When it comes to global parcel and freight forwarding agreements, caution should be the rule of the day. Why? Because these agreements can often contain difficult to interpret terms or condition, which could affect your shipping costs either now or in the future. The end result should be a fair agreement for both sides, with terms and conditions clearly delineated. And don’t be afraid to seek outside professional assistance before signing on the dotted line. Carriers are understandably reluctant to reopen an already completed agreement, so it’s important to have the necessary T&Cs right the first time. Here are a few tips, gleaned from many years of experience. 

Data bedrock: Solid shipment characteristic data is vital to achieving reasonable contractual discounts. It is worth the time and effort to take last year’s shipment data and this year’s sales projections and convert them into accurate, detailed shipping volume estimates for both domestic and international volume estimates.

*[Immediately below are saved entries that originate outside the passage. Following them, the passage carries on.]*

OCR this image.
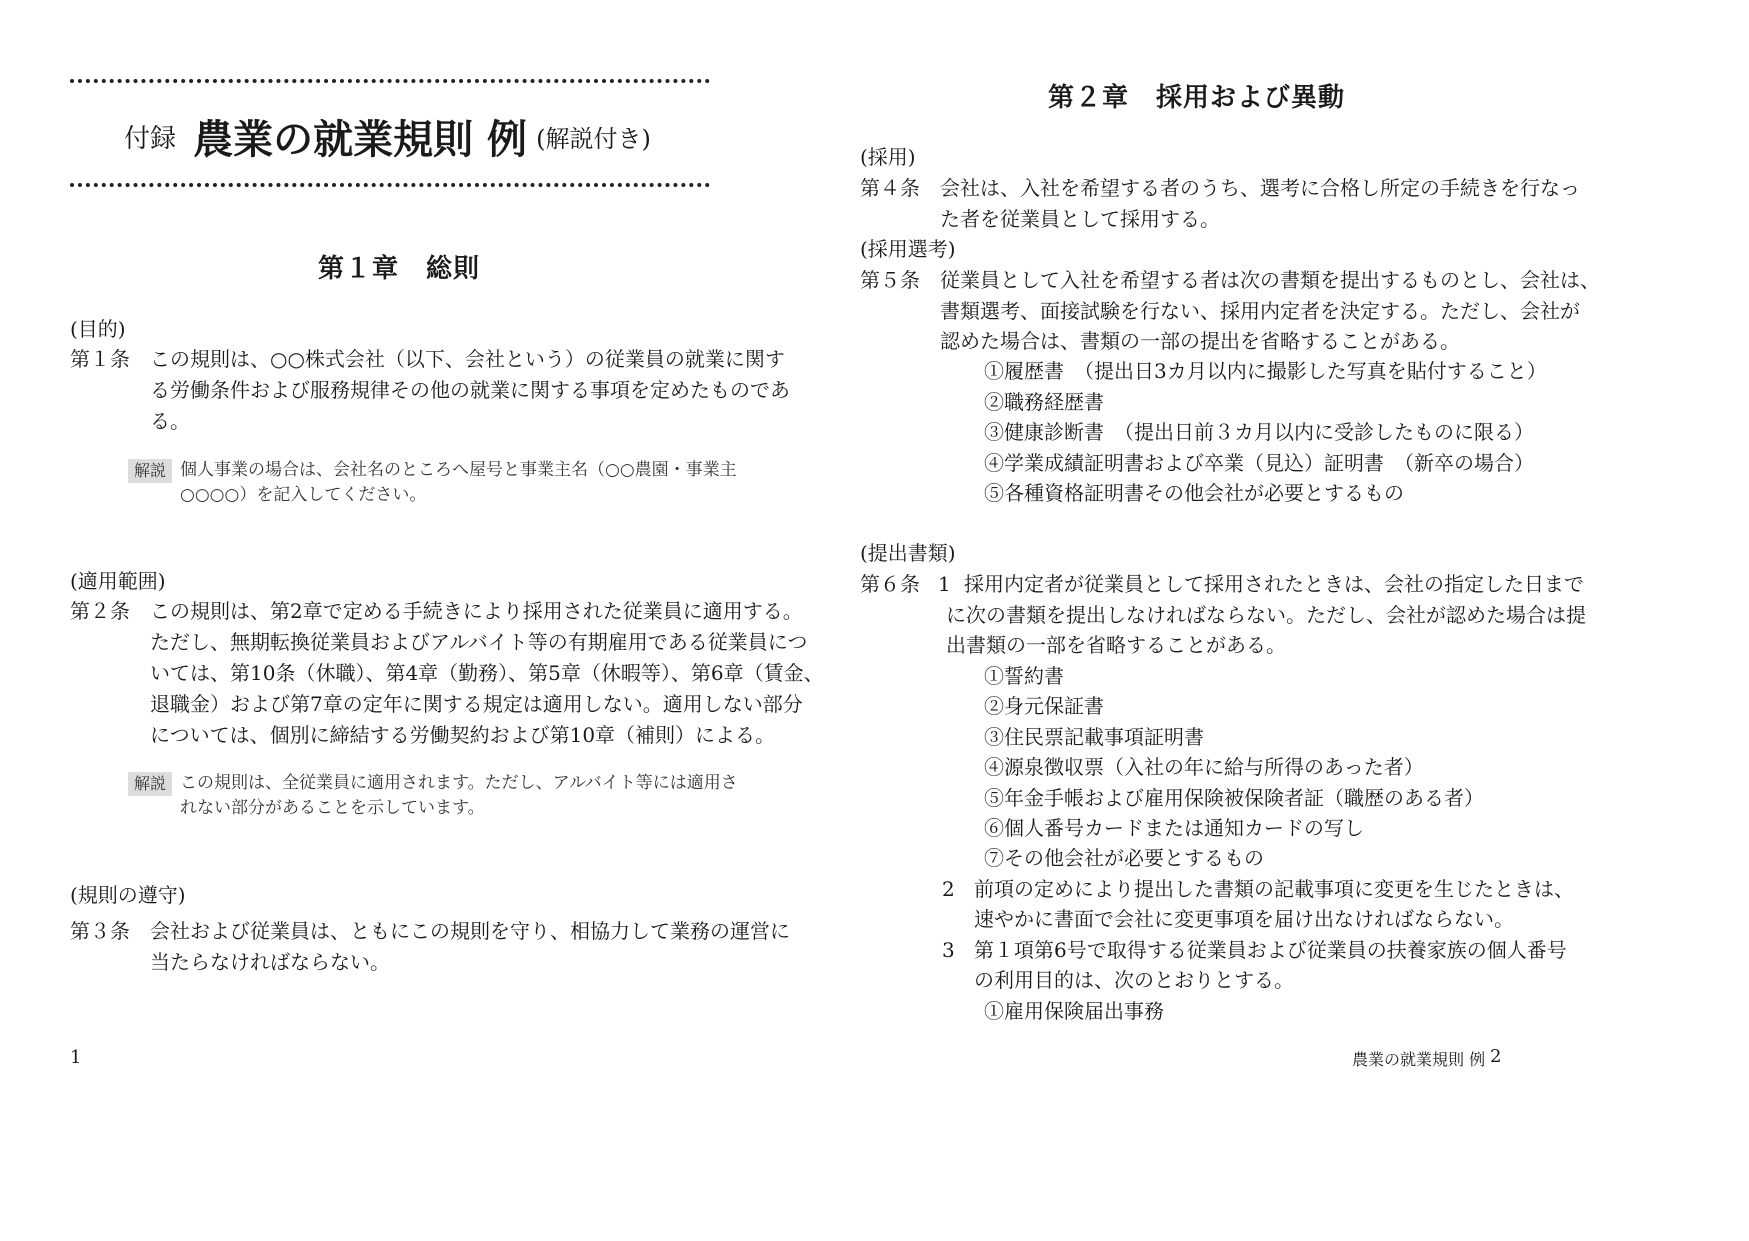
付録 農業の就業規則 例 (解説付き)
第１章　総則
(目的)
第１条 この規則は、○○株式会社（以下、会社という）の従業員の就業に関す
る労働条件および服務規律その他の就業に関する事項を定めたものであ
る。
解説 個人事業の場合は、会社名のところへ屋号と事業主名（○○農園・事業主
○○○○）を記入してください。
(適用範囲)
第２条 この規則は、第2章で定める手続きにより採用された従業員に適用する。
ただし、無期転換従業員およびアルバイト等の有期雇用である従業員につ
いては、第10条（休職）、第4章（勤務）、第5章（休暇等）、第6章（賃金、
退職金）および第7章の定年に関する規定は適用しない。適用しない部分
については、個別に締結する労働契約および第10章（補則）による。
解説 この規則は、全従業員に適用されます。ただし、アルバイト等には適用さ
れない部分があることを示しています。
(規則の遵守)
第３条 会社および従業員は、ともにこの規則を守り、相協力して業務の運営に
当たらなければならない。
1
第２章　採用および異動
(採用)
第４条 会社は、入社を希望する者のうち、選考に合格し所定の手続きを行なっ
た者を従業員として採用する。
(採用選考)
第５条 従業員として入社を希望する者は次の書類を提出するものとし、会社は、
書類選考、面接試験を行ない、採用内定者を決定する。ただし、会社が
認めた場合は、書類の一部の提出を省略することがある。
①履歴書　（提出日3カ月以内に撮影した写真を貼付すること）
②職務経歴書
③健康診断書　（提出日前３カ月以内に受診したものに限る）
④学業成績証明書および卒業（見込）証明書　（新卒の場合）
⑤各種資格証明書その他会社が必要とするもの
(提出書類)
第６条 1 採用内定者が従業員として採用されたときは、会社の指定した日まで
に次の書類を提出しなければならない。ただし、会社が認めた場合は提
出書類の一部を省略することがある。
①誓約書
②身元保証書
③住民票記載事項証明書
④源泉徴収票（入社の年に給与所得のあった者）
⑤年金手帳および雇用保険被保険者証（職歴のある者）
⑥個人番号カードまたは通知カードの写し
⑦その他会社が必要とするもの
2 前項の定めにより提出した書類の記載事項に変更を生じたときは、
速やかに書面で会社に変更事項を届け出なければならない。
3 第１項第6号で取得する従業員および従業員の扶養家族の個人番号
の利用目的は、次のとおりとする。
①雇用保険届出事務
農業の就業規則 例 2
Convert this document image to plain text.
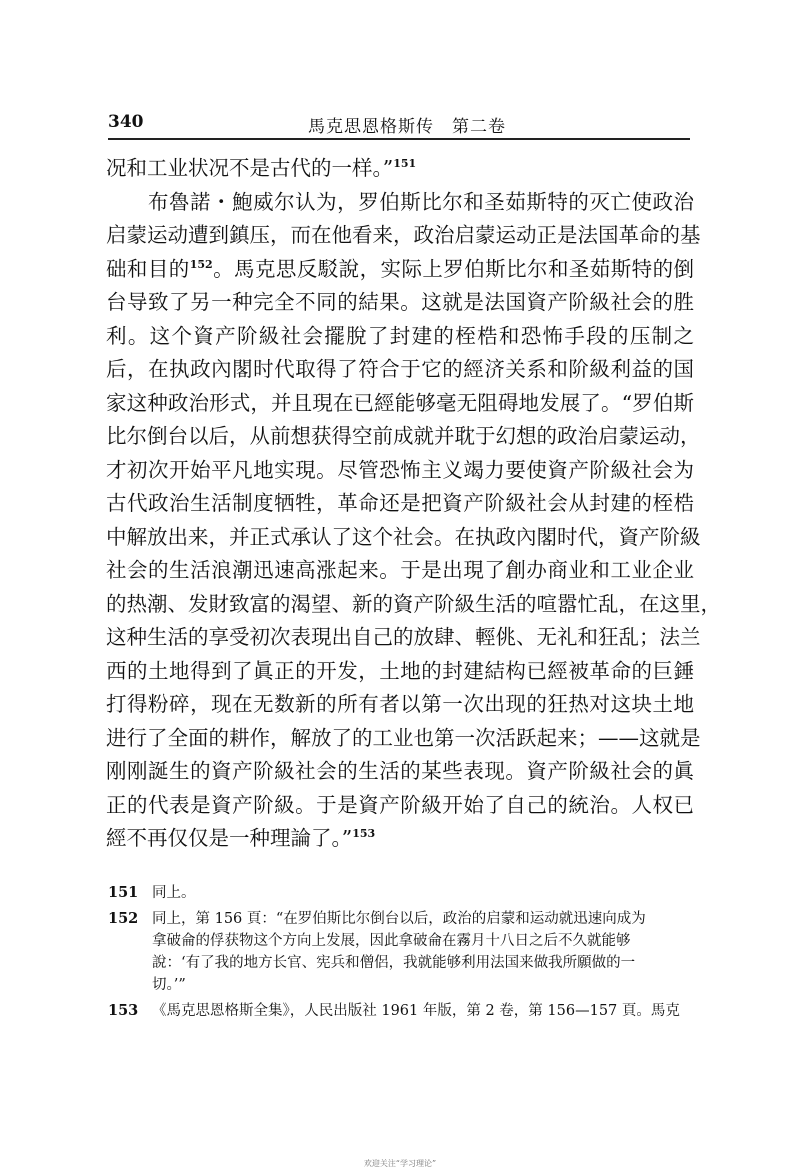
340	馬克思恩格斯传　第二卷
况和工业状况不是古代的一样。”$^{151}$
布魯諾・鮑威尔认为，罗伯斯比尔和圣茹斯特的灭亡使政治
启蒙运动遭到鎮压，而在他看来，政治启蒙运动正是法国革命的基
础和目的$^{152}$。馬克思反駁說，实际上罗伯斯比尔和圣茹斯特的倒
台导致了另一种完全不同的結果。这就是法国資产阶級社会的胜
利。这个資产阶級社会擺脫了封建的桎梏和恐怖手段的压制之
后，在执政內閣时代取得了符合于它的經济关系和阶級利益的国
家这种政治形式，并且現在已經能够毫无阻碍地发展了。“罗伯斯
比尔倒台以后，从前想获得空前成就并耽于幻想的政治启蒙运动，
才初次开始平凡地实現。尽管恐怖主义竭力要使資产阶級社会为
古代政治生活制度牺牲，革命还是把資产阶級社会从封建的桎梏
中解放出来，并正式承认了这个社会。在执政內閣时代，資产阶級
社会的生活浪潮迅速高涨起来。于是出現了創办商业和工业企业
的热潮、发財致富的渴望、新的資产阶級生活的喧嚣忙乱，在这里，
这种生活的享受初次表現出自己的放肆、輕佻、无礼和狂乱；法兰
西的土地得到了眞正的开发，土地的封建結构已經被革命的巨錘
打得粉碎，现在无数新的所有者以第一次出现的狂热对这块土地
进行了全面的耕作，解放了的工业也第一次活跃起来；——这就是
刚刚誕生的資产阶級社会的生活的某些表现。資产阶級社会的眞
正的代表是資产阶級。于是資产阶級开始了自己的統治。人权已
經不再仅仅是一种理論了。”$^{153}$
151 同上。
152 同上，第 156 頁：“在罗伯斯比尔倒台以后，政治的启蒙和运动就迅速向成为
拿破侖的俘获物这个方向上发展，因此拿破侖在霧月十八日之后不久就能够
說：‘有了我的地方长官、宪兵和僧侶，我就能够利用法国来做我所願做的一
切。’”
153 《馬克思恩格斯全集》，人民出版社 1961 年版，第 2 卷，第 156—157 頁。馬克
欢迎关注“学习理论”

Definition: One thing to keep in mind at the outset is that we often refer to as “carrier contracts” are actually pricing agreements, and typically do not mention the word "contract." Typically, these agreements have a 30-day cancellation provision, by either party, and without cause. In our experience, however, it's unusual that a carrier will exercise the cancellation provision, and pull the pricing on agreement prior to the expiration of the agreement. 

Inclusive Discounts: Oftentimes we have seen some agreements that did not include discounts for all the services our clients were using. It is important for a shipper to have discounts in place for the services he intends to use and then to alert those shipping where the discounts are applicable. For example, in some cases an express service may have a lower net cost than an economy service based on the carrier discounts being offered. The users should understand that next AM type services typically are not discounted or have limited discounts so that a 10:30 service is much cheaper for around two hours’ difference in delivery time. 

Flexibility: Some pricing agreements include provisions that may limit your flexibility, either in the event that your shipping volume decreases, or that you wish to explore other carrier options. These provisions can be in the form of tier based incentives, deferred incentives, reduced discounts, rebate checks, or even cash penalties if certain conditions are not met. As a general rule, we advise our clients on strategies to avoid those provisions whenever possible.

GRI: Another important consideration regards GRI (General Rate Increase) terminology. Although beyond the scope of a quick tip, we have developed strategies which limit rate and accessorial exposure during the second and third year of pricing agreements. GRI terminology can be expressed in many different forms. Our goal is terminology that is fair to both parties, while limiting the scope and impact of future increases to a reasonable, pre agreed upon amount.

Accessorials: We are often asked about which accessorial charges can be either be reduced, or avoided altogether. Our simple answer is the pricing needs to be looked at in its totality. For our clients, we seek the best combination of service, base rates and accessorials, which result in the lowest overall costs at the end of the day. Is it possible to get some accessorial charges waived entirely? Depending on your characteristics and spend, yes, it might be. But it is also highly likely that the waiver will be compensated by higher base rates. The take away should be: “look at the bottom line total.”

Dimensional Weight: Dimensional charges are another hot topic, since a number of carriers continue to lower their dimensional factors, which has the effect of raising costs on packages with less than favorable cube characteristics. We consult with our clients on a number of dimensional related initiatives, and we believe that carrier pricing should reflect the totality of your shipping characteristics with that carrier. For instance, dimensional penalties do not take into account your overall cube (as represented as lbs per cubic foot or kg per cubic meter), but instead penalize individual packages or shipments with less favorable cube. 

Summary: When developing your global shipping contract there are a number of factors to consider. Good data and solid advice from an experienced professional are essential to development of a solid global contract. Careful review of accessorial fees, GRI, discount tiers, dimensional factors, and overall discounts can all contribute to cost savings.